The Wall Street Journal and the National Law Journal have called John R. Phillips “the nation’s premier whistleblower attorney.” The National Law Journal has included him on all of its lists of the “100 most influential lawyers in America” for the past decade.

Mr. Phillips, a founding partner of Phillips & Cohen LLP, worked closely with Congress to revise and strengthen the False Claims Act in 1986. The law, which allows private citizens to file lawsuits against those defrauding the federal government, has become the government’s major weapon to fight Medicare fraud. His work on the law and the firm’s cases were described in a book published by Atlantic Monthly Press called Giantkillers: The Team and the Law that Help Whistle-blowers Recover America’s Stolen Billions.

Mr. Phillips has a long history of involvement in public interest law. After graduating in 1969 from the University of California School of Law (Boalt Hall), he was an associate at the Los Angeles law firm of O’Melveny & Myers.
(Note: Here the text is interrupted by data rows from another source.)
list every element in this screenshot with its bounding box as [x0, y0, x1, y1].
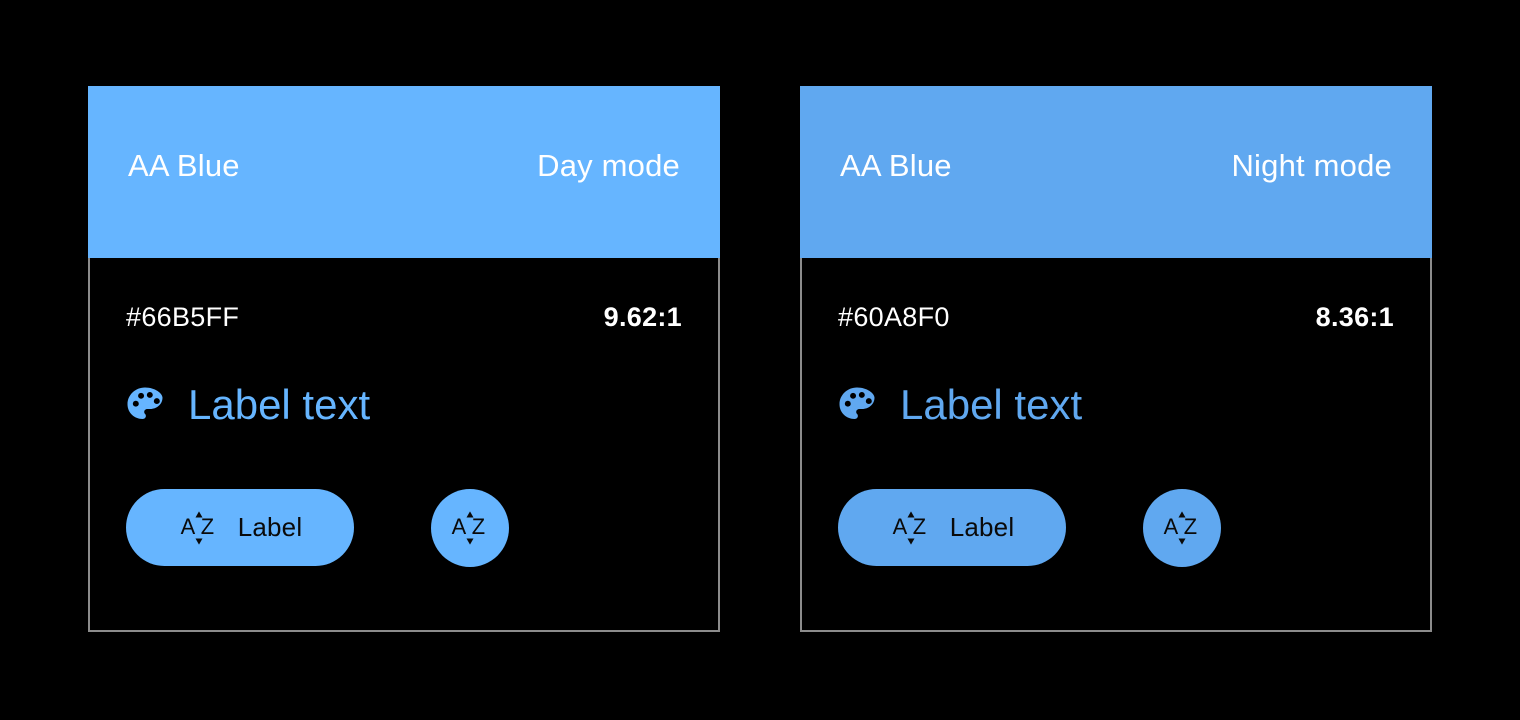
palette-icon: [124, 384, 166, 426]
svg-text:Z: Z: [200, 514, 213, 539]
label-text-night: Label text: [900, 384, 1082, 426]
card-title-day: AA Blue: [128, 148, 240, 184]
sort-label-button-night[interactable]: A Z Label: [838, 489, 1066, 566]
buttons-row-night: A Z Label A Z: [838, 489, 1394, 569]
sort-down-arrow: [195, 538, 202, 544]
palette-well-4: [154, 398, 160, 404]
swatch-info-row-day: #66B5FF 9.62:1: [90, 302, 718, 336]
svg-text:A: A: [1164, 514, 1179, 539]
card-mode-label-night: Night mode: [1231, 148, 1392, 184]
label-text-row-night: Label text: [836, 384, 1082, 426]
card-title-night: AA Blue: [840, 148, 952, 184]
buttons-row-day: A Z Label A Z: [126, 489, 682, 569]
svg-text:A: A: [892, 514, 907, 539]
svg-text:A: A: [180, 514, 195, 539]
sort-label-button-day[interactable]: A Z Label: [126, 489, 354, 566]
sort-down-arrow: [467, 539, 474, 545]
sort-down-arrow: [907, 538, 914, 544]
sort-alpha-icon: A Z: [1161, 507, 1203, 549]
card-header-day: AA Blue Day mode: [88, 86, 720, 258]
palette-well-1: [133, 401, 139, 407]
sort-alpha-icon: A Z: [449, 507, 491, 549]
palette-well-3: [147, 392, 153, 398]
sort-fab-button-day[interactable]: A Z: [431, 489, 509, 567]
svg-text:A: A: [452, 514, 467, 539]
palette-well-2: [138, 393, 144, 399]
color-preview-card-day: AA Blue Day mode #66B5FF 9.62:1 Label te…: [88, 86, 720, 632]
palette-well-3: [859, 392, 865, 398]
svg-text:Z: Z: [1184, 514, 1197, 539]
sort-down-arrow: [1179, 539, 1186, 545]
card-mode-label-day: Day mode: [537, 148, 680, 184]
palette-icon: [836, 384, 878, 426]
palette-well-4: [866, 398, 872, 404]
sort-alpha-icon: A Z: [890, 507, 932, 549]
svg-text:Z: Z: [472, 514, 485, 539]
swatch-hex-value-day: #66B5FF: [126, 302, 239, 333]
sort-button-label-night: Label: [950, 512, 1015, 543]
card-header-night: AA Blue Night mode: [800, 86, 1432, 258]
sort-fab-button-night[interactable]: A Z: [1143, 489, 1221, 567]
card-body-night: #60A8F0 8.36:1 Label text A: [800, 258, 1432, 632]
label-text-row-day: Label text: [124, 384, 370, 426]
color-preview-card-night: AA Blue Night mode #60A8F0 8.36:1 Label …: [800, 86, 1432, 632]
palette-well-2: [850, 393, 856, 399]
svg-text:Z: Z: [912, 514, 925, 539]
label-text-day: Label text: [188, 384, 370, 426]
sort-button-label-day: Label: [238, 512, 303, 543]
contrast-ratio-value-day: 9.62:1: [604, 302, 682, 333]
palette-well-1: [845, 401, 851, 407]
sort-alpha-icon: A Z: [178, 507, 220, 549]
card-body-day: #66B5FF 9.62:1 Label text A: [88, 258, 720, 632]
swatch-hex-value-night: #60A8F0: [838, 302, 950, 333]
swatch-info-row-night: #60A8F0 8.36:1: [802, 302, 1430, 336]
contrast-ratio-value-night: 8.36:1: [1316, 302, 1394, 333]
In 1971, he co-founded the Center for Law in the Public Interest in Los Angeles, which focused on environmental, civil rights, corporate fraud and other issues. Mr. Phillips served as the co-director of the Center for Law in the Public Interest for 17 years before starting his own firm in 1988 that focused solely on qui tam cases.

From 1988 to 1993, Mr. Phillips was an appointed member of the Ninth Circuit Judicial Conference. In 1997, he was appointed by President Clinton to the President’s Commission on White House Fellowships.